Online brokerage 2TradeAsia.com said “The final earnings season of the calendar year officially kicks off, with the banks opening with very good numbers, as expected of sectors with interest rate-sensitive topline drivers.”
It added that, “Release of corporate guidance, both in earnings and capital expenditures, heading into 2025, is also expected to stir up additional excitement in the short-term.”
“This earnings season, on top of providing hints to the level of capital spending next year, will coincide with the release of liquidity after the BSP's most recent RRR cut.
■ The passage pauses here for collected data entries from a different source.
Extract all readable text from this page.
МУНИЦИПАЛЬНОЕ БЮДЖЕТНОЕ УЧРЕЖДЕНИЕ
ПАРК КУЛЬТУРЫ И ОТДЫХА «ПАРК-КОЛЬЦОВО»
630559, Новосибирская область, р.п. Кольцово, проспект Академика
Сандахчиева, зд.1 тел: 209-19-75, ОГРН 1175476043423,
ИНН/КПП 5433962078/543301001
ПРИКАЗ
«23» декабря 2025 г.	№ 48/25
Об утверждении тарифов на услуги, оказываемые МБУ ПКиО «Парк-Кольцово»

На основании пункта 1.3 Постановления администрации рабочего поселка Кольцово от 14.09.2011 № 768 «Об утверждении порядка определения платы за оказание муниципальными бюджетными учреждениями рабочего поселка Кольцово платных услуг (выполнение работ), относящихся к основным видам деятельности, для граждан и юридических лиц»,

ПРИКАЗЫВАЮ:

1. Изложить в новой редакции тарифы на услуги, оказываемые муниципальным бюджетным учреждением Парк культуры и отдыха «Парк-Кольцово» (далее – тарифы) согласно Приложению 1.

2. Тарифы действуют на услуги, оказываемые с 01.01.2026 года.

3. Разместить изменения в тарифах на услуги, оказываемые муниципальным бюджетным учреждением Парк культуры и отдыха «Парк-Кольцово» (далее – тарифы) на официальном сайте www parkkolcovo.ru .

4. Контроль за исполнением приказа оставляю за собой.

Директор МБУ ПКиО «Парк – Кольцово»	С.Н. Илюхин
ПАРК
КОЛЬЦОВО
“As the PSEi attempts to base-build around 7,500, anticipate short-run profit taking amidst a potential influx of volume right around November. Take advantage of dips to spot entries,” the stock brokerage advised.
For stock picks, Abacus Securities Corporation is advising its clients to accumulate Bloomberry Resorts Corporation after it has fallen in recent months, noting that “We believe third quarter earnings will be reflective of a turnaround story that will be proven in 2025.”
It added that the share price is now the cheapest in the region for gaming stocks even though it has better than average projected growth for next year despite current weakness in revenues from the VIP market.
Meanwhile, COL Financial has a BUY rating for Jollibee Foods Corporation after increasing its revenue and profit forecasts for the company for 2024 and 2025 mainly to account for newly-acquired Compose Coffee’s expected contribution and the more favorable outlook on JFC’s international operations.
COL increased its revenue forecasts for Jollibee by 1.2 percent for 2024 and 2.4 percent for 2025 net income estimates were raised by 4.4 percent for 2024 and 6.8 percent for 2025.
The brokerage also has a BUY rating for China Banking Corporation as it stands to benefit from the rate cut and the RRR cut.
“Furthermore, we have seen a notable improvement in the stock’s liquidity,” said COL adding that, “we expect short-term buying pressure from its potential inclusion to the PSE index during the benchmark’s rebalancing next February.
This presents a short-term trading opportunity as being added to the PSEi would attract inflows from index-tracking funds, which could further propel the share price.”